In inflamed or otherwise-damaged tissues, fibroblast levels increase, resulting in the production of collagen type III. In the presence of vitamin C, lesions may heal because the vitamin suppresses collagen type III and induces the formation of collagen type I.7) These enable tissues to recover from the injury.7,8) In this study, fibroblast proliferation and increases in the expression levels of collagen type I and III were observed in response to high-dose vitamin C administration. This may have accelerated the healing of ulcers induced by DSS. However, recovery from these lesions generally requires several weeks. High-dose vitamin C administration may induce fibroblast proliferation and collagen production at an early treatment stage. Further studies are required to determine the exact modes of action and optimal dosages of vitamin C needed to treat ulcerative colitis.

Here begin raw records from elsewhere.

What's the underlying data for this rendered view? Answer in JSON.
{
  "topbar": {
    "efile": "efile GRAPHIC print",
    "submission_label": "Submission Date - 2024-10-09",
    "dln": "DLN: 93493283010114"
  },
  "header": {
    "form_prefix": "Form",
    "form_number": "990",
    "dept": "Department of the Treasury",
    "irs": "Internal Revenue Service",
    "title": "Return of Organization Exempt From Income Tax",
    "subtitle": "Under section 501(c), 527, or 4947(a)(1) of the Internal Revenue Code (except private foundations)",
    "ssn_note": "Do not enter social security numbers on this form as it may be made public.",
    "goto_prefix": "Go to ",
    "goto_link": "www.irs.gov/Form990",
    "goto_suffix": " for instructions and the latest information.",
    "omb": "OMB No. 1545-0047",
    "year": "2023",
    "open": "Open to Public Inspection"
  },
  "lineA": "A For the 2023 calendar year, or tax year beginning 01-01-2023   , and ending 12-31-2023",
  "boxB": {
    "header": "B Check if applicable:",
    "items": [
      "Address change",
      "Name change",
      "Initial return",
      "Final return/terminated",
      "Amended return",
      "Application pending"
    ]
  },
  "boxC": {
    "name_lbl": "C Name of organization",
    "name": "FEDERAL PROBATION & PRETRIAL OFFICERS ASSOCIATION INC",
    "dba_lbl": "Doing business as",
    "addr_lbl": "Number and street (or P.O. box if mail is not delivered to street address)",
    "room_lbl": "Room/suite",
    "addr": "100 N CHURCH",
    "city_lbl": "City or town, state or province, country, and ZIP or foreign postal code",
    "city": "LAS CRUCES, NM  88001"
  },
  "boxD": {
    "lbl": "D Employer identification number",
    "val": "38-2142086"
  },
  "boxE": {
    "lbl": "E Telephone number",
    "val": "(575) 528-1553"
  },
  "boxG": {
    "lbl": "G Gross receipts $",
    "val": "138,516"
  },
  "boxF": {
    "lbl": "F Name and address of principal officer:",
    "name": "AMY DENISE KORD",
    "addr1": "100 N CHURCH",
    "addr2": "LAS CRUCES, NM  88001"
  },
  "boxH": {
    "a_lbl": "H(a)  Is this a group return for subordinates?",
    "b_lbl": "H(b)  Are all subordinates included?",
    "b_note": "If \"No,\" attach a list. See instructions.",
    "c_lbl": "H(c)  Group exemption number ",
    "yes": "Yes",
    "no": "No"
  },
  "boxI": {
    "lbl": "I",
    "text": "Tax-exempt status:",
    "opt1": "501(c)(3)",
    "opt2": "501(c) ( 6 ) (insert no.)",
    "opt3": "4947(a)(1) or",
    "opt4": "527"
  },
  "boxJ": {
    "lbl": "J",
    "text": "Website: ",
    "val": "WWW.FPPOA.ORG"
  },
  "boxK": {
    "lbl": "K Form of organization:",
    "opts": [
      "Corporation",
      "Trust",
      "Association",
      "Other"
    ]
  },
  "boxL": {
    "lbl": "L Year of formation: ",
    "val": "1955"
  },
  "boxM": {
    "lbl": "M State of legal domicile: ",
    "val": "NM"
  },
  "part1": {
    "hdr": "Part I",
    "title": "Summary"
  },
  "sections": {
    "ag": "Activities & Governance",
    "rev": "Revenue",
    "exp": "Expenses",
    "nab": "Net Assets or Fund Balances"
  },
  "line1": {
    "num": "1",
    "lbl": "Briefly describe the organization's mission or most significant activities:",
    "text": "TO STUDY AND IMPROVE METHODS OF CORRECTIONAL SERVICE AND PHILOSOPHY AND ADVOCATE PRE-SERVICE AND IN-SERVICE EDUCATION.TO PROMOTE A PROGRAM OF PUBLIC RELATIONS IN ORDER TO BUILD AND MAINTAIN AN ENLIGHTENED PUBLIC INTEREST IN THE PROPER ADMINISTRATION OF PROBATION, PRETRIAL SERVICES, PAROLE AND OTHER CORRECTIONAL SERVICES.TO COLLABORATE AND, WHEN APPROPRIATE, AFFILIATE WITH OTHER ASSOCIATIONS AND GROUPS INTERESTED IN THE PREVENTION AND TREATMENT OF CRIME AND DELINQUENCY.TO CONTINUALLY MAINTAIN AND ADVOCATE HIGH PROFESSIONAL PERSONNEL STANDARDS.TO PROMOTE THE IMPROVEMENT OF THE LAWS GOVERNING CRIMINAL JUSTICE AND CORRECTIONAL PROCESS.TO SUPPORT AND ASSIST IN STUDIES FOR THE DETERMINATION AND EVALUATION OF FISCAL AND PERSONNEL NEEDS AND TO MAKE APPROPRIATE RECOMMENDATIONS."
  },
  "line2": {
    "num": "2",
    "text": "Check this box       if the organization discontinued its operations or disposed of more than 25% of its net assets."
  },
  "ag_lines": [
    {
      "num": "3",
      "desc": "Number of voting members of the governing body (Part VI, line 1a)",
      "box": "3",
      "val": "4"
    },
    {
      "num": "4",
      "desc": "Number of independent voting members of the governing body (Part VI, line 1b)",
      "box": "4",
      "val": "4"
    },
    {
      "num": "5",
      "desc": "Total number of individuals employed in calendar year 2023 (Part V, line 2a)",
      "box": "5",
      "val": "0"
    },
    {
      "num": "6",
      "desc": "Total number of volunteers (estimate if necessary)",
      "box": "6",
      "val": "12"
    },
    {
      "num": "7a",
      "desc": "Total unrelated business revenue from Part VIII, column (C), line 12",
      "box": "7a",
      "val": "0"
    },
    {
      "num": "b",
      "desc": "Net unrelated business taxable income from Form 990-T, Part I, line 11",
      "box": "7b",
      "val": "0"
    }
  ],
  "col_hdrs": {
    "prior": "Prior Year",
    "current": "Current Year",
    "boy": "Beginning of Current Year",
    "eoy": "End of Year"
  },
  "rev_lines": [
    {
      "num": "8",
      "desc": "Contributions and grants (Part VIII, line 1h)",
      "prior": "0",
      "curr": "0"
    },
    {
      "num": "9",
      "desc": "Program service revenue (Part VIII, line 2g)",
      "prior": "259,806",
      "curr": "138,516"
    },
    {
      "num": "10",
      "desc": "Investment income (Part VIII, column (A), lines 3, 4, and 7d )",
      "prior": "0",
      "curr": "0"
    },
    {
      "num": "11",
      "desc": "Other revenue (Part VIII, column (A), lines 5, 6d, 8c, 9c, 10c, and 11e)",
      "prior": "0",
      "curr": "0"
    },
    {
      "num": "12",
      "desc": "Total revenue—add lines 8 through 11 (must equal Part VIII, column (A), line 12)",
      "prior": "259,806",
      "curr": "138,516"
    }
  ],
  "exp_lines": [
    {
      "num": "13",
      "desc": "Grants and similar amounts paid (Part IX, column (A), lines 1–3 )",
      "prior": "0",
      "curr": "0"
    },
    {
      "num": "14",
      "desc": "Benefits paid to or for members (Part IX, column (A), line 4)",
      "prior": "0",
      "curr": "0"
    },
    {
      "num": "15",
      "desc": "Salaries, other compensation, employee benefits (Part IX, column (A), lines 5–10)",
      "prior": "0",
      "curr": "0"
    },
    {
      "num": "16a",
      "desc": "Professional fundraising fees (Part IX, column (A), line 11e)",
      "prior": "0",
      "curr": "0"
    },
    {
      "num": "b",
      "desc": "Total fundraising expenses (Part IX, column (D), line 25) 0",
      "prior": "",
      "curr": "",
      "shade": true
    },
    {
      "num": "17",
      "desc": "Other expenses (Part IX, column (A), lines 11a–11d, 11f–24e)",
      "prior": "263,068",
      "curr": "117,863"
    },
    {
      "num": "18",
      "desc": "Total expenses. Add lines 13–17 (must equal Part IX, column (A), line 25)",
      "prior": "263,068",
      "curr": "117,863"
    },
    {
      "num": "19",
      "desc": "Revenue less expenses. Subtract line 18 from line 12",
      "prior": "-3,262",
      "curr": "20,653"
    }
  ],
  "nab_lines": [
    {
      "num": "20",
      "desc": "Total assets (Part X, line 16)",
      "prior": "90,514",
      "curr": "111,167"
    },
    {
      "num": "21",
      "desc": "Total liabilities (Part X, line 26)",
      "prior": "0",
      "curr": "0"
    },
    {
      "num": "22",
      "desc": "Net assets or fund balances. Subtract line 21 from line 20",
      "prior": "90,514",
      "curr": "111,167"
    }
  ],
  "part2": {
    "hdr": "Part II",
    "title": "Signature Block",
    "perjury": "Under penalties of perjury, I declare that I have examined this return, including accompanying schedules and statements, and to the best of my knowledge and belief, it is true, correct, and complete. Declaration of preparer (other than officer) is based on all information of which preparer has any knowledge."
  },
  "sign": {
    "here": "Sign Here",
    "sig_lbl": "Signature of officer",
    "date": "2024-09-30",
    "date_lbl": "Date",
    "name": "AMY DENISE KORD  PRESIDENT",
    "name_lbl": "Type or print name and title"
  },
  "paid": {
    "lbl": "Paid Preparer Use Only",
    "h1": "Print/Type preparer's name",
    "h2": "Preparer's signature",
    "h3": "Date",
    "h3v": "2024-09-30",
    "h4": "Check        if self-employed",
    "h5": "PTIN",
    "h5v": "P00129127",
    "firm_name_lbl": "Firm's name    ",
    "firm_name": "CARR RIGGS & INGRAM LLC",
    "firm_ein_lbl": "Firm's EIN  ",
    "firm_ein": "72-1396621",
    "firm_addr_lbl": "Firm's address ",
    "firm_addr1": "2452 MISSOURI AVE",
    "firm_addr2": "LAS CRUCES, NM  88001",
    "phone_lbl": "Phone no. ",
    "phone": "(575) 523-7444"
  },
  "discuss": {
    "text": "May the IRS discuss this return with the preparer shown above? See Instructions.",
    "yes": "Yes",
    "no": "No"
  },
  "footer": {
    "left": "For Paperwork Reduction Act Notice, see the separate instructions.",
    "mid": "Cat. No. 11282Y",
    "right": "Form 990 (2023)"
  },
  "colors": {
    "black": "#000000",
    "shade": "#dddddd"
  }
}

High-dose vitamin C administration ameliorates DSS-induced ulcerative colitis. Its therapeutic mode of action may include the induction of apoptosis by H2O2 and enhancement of collagen production. Therefore, vitamin C may be useful for treating ulcerative colitis both safely and effectively. However, the exact mechanisms and optimal doses of high-dose vitamin C administration remain unknown and require further investigation.
This study was supported by Grant-in-Aid for Scientific Research (C) from the Japan Society for the Promotion of Science (JSPS; Grant Number 18K06802).
The authors declare no conflict of interest.